What I also find appealing about such a starting point is that it obviates the need to make a sharp distinction between "health" and "illness." Yes, indeed, we all hold "dual citizenship." We all have some ability to engage in a "ongoing creative process of making sense of the world and our place in it" and some deficiencies along those lines. And so the issue isn't who is "ill" and hence needs help and who isn't and so doesn't. The issue is instead "reciprocity," as it emerged form the discussion of attachment theory: what can others do for me to enhance my ability to engage in the creative process and what can I do for others? The answers will, as seems to me appropriate, be highly individualized, fully contingent on where one is/others are rather than determined by any pre-existing fixed story.

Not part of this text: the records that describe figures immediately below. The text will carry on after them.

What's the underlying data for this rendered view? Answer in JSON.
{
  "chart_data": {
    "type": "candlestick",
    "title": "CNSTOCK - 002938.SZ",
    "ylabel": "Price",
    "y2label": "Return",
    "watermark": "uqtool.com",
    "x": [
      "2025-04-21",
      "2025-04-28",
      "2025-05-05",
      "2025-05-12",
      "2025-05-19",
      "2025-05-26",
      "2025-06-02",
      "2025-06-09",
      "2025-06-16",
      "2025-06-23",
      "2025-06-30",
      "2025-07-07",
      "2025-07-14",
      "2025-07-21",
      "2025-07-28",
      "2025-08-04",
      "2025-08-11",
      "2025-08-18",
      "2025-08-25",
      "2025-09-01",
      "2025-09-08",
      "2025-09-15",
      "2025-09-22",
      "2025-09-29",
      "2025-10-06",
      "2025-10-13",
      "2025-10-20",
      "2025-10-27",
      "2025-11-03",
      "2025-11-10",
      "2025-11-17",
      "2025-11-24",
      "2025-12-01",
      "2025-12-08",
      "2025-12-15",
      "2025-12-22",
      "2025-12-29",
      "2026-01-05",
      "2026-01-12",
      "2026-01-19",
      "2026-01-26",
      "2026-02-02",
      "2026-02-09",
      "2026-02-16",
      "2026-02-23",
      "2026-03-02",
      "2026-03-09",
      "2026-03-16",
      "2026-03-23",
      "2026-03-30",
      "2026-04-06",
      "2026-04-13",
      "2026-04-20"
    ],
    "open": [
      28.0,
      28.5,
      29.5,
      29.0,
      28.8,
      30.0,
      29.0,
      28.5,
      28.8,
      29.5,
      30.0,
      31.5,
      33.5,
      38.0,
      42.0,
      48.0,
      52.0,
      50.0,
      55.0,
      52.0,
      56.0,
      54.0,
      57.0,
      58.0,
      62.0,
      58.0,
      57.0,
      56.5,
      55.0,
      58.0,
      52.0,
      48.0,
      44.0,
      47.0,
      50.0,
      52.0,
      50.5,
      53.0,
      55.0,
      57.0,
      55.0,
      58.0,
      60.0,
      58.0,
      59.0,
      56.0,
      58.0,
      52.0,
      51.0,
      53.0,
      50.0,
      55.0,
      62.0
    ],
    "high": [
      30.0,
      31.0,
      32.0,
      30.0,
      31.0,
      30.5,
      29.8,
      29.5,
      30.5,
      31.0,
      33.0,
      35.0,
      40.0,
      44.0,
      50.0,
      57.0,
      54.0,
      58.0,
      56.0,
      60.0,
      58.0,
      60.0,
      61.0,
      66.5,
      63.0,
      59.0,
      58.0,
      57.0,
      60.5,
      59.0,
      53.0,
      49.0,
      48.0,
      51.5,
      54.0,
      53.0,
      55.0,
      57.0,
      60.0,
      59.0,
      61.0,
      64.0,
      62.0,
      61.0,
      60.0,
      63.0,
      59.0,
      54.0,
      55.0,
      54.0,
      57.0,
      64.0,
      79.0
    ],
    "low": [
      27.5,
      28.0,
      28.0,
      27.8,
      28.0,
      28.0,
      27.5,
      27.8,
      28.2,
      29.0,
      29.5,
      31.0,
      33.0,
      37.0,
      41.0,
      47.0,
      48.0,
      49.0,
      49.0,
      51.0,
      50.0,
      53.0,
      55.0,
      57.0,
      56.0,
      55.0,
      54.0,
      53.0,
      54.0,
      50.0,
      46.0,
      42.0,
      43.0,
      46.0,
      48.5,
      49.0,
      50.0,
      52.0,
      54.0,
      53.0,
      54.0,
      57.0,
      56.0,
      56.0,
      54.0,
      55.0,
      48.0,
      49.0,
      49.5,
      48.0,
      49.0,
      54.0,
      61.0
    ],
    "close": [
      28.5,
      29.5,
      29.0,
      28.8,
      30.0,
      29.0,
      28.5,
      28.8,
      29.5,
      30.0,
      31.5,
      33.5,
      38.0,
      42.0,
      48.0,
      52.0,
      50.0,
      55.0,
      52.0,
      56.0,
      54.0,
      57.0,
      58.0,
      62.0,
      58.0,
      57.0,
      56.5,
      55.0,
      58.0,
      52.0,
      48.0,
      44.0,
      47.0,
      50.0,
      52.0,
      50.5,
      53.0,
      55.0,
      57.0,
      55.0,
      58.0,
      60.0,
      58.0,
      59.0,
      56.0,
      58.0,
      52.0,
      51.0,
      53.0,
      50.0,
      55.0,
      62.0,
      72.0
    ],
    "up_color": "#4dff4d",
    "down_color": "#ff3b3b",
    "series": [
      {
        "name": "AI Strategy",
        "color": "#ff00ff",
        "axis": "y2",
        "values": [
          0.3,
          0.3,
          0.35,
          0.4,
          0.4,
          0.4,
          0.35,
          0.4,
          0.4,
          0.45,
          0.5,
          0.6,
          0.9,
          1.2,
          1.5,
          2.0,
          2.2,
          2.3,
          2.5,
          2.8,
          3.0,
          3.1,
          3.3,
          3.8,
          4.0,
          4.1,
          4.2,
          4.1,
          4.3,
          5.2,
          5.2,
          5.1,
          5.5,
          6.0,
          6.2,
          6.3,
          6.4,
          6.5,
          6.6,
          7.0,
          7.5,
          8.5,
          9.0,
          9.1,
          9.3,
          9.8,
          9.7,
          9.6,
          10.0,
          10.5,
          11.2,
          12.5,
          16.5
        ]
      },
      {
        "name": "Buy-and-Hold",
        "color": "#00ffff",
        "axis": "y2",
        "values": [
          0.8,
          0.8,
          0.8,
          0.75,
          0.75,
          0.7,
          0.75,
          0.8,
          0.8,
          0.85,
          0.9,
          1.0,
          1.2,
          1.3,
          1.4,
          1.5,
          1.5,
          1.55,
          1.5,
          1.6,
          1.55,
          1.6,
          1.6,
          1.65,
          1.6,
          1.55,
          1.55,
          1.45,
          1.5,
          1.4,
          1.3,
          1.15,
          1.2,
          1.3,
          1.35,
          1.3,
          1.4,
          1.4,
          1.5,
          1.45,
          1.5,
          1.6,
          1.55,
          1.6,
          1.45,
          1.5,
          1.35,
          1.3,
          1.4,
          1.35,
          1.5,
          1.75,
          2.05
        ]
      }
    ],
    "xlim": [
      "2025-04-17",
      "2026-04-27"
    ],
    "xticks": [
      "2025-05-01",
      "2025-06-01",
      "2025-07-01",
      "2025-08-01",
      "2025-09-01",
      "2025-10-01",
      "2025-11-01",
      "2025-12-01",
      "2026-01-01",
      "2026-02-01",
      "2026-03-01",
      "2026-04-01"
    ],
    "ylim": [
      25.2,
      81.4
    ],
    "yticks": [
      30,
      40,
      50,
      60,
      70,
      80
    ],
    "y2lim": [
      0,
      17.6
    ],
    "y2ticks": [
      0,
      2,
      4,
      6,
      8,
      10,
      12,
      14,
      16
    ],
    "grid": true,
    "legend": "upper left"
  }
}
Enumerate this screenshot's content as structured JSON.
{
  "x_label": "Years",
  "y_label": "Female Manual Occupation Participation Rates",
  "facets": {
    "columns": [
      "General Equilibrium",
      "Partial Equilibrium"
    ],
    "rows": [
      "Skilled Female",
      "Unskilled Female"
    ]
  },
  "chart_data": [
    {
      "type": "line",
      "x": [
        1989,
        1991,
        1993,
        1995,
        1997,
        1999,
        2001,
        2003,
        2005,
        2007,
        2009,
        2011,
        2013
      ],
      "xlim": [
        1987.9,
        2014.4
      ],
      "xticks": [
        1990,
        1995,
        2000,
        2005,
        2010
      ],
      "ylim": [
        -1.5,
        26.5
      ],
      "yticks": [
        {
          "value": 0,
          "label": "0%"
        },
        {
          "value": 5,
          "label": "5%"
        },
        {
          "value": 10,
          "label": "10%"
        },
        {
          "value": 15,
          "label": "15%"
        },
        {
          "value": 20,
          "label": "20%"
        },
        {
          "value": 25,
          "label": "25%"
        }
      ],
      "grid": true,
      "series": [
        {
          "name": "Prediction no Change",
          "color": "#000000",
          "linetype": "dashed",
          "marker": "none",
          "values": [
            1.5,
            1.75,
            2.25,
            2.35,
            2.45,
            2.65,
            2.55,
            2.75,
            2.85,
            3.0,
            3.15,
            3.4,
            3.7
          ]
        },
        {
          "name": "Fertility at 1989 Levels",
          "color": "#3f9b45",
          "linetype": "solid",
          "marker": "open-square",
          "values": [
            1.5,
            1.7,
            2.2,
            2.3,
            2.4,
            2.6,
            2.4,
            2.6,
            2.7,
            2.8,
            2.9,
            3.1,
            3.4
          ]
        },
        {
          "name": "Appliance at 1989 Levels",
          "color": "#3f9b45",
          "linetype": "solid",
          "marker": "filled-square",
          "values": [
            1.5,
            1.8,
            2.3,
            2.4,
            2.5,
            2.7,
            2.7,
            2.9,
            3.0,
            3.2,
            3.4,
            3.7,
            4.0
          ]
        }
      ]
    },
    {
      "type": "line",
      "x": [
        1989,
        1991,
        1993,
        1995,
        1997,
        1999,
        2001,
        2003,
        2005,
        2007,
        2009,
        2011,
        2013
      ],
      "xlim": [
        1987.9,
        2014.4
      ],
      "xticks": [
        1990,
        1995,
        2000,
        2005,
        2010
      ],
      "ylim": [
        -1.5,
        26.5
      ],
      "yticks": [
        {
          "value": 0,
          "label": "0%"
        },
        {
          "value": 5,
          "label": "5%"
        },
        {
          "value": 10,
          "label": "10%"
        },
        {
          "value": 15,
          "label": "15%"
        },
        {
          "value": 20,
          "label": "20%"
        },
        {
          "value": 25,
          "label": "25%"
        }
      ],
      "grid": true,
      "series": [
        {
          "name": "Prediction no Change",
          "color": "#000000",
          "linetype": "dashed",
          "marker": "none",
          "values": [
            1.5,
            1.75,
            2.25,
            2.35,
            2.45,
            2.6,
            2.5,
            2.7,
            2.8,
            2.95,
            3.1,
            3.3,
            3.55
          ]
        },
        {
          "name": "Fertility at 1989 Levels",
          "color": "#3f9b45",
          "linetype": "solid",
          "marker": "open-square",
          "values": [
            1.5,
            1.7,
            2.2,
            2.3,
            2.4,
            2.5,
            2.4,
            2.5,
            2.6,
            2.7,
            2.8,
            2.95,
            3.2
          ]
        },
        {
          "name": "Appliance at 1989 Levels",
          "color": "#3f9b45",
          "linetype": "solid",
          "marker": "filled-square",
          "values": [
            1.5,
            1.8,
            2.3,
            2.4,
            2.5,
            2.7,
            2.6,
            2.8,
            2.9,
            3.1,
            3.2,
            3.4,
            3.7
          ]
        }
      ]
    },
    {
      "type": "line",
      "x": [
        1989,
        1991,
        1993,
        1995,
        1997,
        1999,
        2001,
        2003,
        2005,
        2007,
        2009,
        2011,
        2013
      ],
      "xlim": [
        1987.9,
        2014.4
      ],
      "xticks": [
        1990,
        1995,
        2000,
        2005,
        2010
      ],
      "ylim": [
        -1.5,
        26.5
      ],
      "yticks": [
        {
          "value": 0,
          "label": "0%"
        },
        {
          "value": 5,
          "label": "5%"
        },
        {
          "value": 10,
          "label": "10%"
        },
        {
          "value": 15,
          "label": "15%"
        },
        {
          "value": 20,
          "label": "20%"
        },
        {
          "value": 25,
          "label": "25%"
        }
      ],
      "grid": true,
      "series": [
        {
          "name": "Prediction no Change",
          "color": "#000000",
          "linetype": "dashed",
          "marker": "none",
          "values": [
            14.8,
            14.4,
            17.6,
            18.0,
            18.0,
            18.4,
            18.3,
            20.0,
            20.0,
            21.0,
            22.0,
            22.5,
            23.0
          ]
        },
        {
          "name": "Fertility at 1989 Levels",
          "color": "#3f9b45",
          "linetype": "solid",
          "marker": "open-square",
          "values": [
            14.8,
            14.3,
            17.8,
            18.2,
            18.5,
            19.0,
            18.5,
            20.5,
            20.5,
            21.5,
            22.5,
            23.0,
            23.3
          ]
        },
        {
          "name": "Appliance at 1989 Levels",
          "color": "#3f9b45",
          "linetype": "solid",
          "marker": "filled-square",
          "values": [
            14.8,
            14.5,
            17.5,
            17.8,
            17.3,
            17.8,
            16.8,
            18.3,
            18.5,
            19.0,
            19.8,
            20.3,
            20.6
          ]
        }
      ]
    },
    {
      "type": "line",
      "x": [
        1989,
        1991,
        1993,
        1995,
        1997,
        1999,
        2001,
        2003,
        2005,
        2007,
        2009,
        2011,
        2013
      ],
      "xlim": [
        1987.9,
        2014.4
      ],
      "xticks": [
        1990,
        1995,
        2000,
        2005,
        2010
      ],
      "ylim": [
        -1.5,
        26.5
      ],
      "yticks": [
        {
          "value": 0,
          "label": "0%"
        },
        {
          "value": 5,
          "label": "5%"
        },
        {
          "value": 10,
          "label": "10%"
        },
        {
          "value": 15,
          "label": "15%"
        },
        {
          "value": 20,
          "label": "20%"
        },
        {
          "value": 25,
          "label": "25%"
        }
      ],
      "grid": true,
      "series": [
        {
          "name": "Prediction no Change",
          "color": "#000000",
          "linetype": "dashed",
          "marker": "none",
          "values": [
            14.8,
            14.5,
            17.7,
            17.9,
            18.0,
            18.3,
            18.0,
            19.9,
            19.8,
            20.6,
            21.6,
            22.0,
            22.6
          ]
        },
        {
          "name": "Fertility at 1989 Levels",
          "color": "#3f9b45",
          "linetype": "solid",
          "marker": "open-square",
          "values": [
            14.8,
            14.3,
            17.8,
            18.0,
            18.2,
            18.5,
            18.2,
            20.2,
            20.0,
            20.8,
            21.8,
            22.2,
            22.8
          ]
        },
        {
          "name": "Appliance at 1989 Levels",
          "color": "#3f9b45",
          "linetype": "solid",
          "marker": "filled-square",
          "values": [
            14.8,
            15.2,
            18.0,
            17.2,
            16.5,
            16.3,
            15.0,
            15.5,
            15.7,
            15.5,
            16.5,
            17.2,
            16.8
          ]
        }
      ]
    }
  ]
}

None of this denies the usefulness of "tea kettle reality", nor of "normative reality" for that matter. But it does reposition them in an interesting way. "Normative" and "tea kettle" realities are not prescriptive ideals but rather starting points, tools that can be used up to the point where they prove inadequate, at which point they become part of the conflicting grist from which new realities are conceived. Maybe that's what distinguishes in a useful way "mental health" from "medicine" in general? That it is largely about stories, and the ability of stories to promote ongoing change?
Perhaps instead of giving adolescents special dispensations to explore an effective mental health system would encourage everyone to be continuing explorers? And it would give people a secure attachment to ... change, and to the role their own unconscious understandings, however imperfectly verbalized at any given time, play in change both of stories and of the unconscious understandings themselves?